To access the fourth entry’s year, you would access records[3][3]. Remember indexing is zero-based!

In the provided file, I provided examples of how to check your work. For example, for Problem 1, you would call the check1 function with the number of unique first names. After executing this function, you will see a message that indicates whether your answer is correct.

Due Date

The assignment is due at 11:59pm on Monday, February 1.

Submission

You should submit the completed notebook file required for this assignment on Blackboard. The filename of the notebook should be a1.ipynb.

Details

1. Number of Unique First Names (10 pts)

Write code that computes the number of unique first names of people being sought in the dataset. Note that the empty string is not a valid first name.

Hints:
  • You will need to extract the first name from each record string
  • The split function for strings will be useful
  • The strip function will also be useful to trim whitespace
  • Consider using a set to keep track of all the names

2. Most Frequent First Name (10 pts)

Write code that computes the most frequent first name among those being sought. Again, the empty string does not count!

Hints:
  • collections.Counter() is a good structure to help with counting.
  • Clean up the strings in the same manner as in Problem 1.

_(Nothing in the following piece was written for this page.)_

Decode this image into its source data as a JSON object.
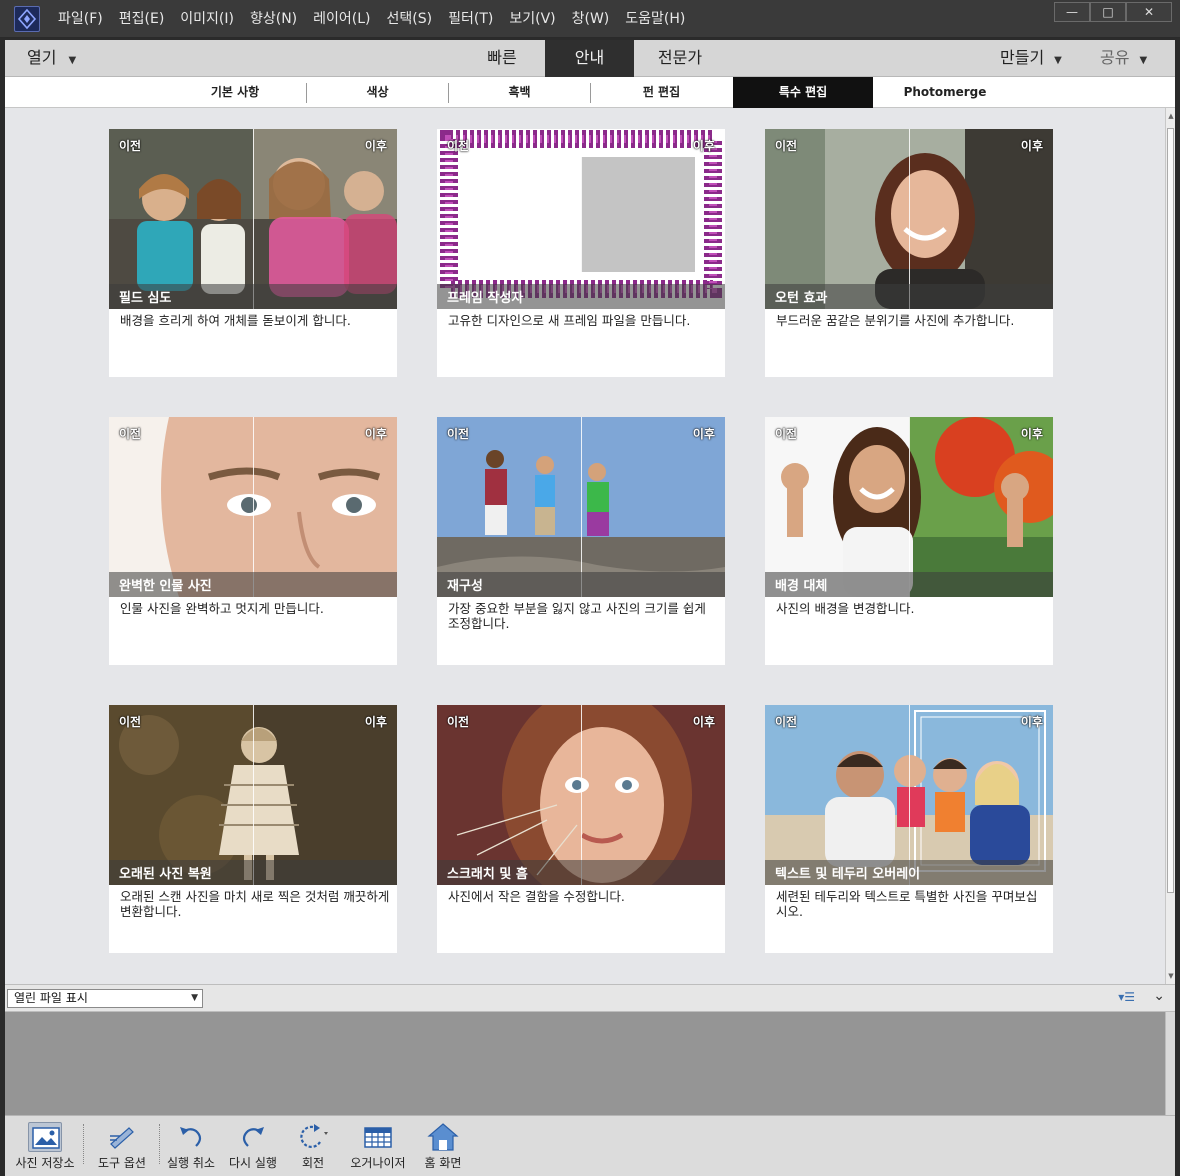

3. Age of the Oldest Person (10 pts)

Write code that computes the age of the oldest person being sought. Note that you will need to ignore those age values that are not numbers. You may use a try-except block for this.

Hints:
  • You can convert a string to an integer by casting it. For example, int("81") returns an integer value of 81.
  • Try converting an invalid age string to an integer to see which error to catch.

4. Same Surname (10 pts)

Write code that computes the number of entries where the person seeking information has the same surname as the person being sought. Assume capitalization does not matter; thus “Smith” is the same as “smith”. Also, a match of empty strings for surnames does not count.

Hints:
  • Look for a Python method that will convert all characters to the same case.
  • Remember to check that the surnames are not empty

5. Date & Surname of the Latest Entry (10 pts)

Write code that determines the date and surname of the persons being sought in the most recent entries in the dataset. Be careful–the dataset uses two-digit years but encompasses data from 1831 to 1920.

Hints:
  • All of the persons being sought on the most recent date have the same surname
  • 1920 - 1831 < 100
  • If you compare two lists or tuples, Python will do this entry by entry, but make sure to put the data in the correct order.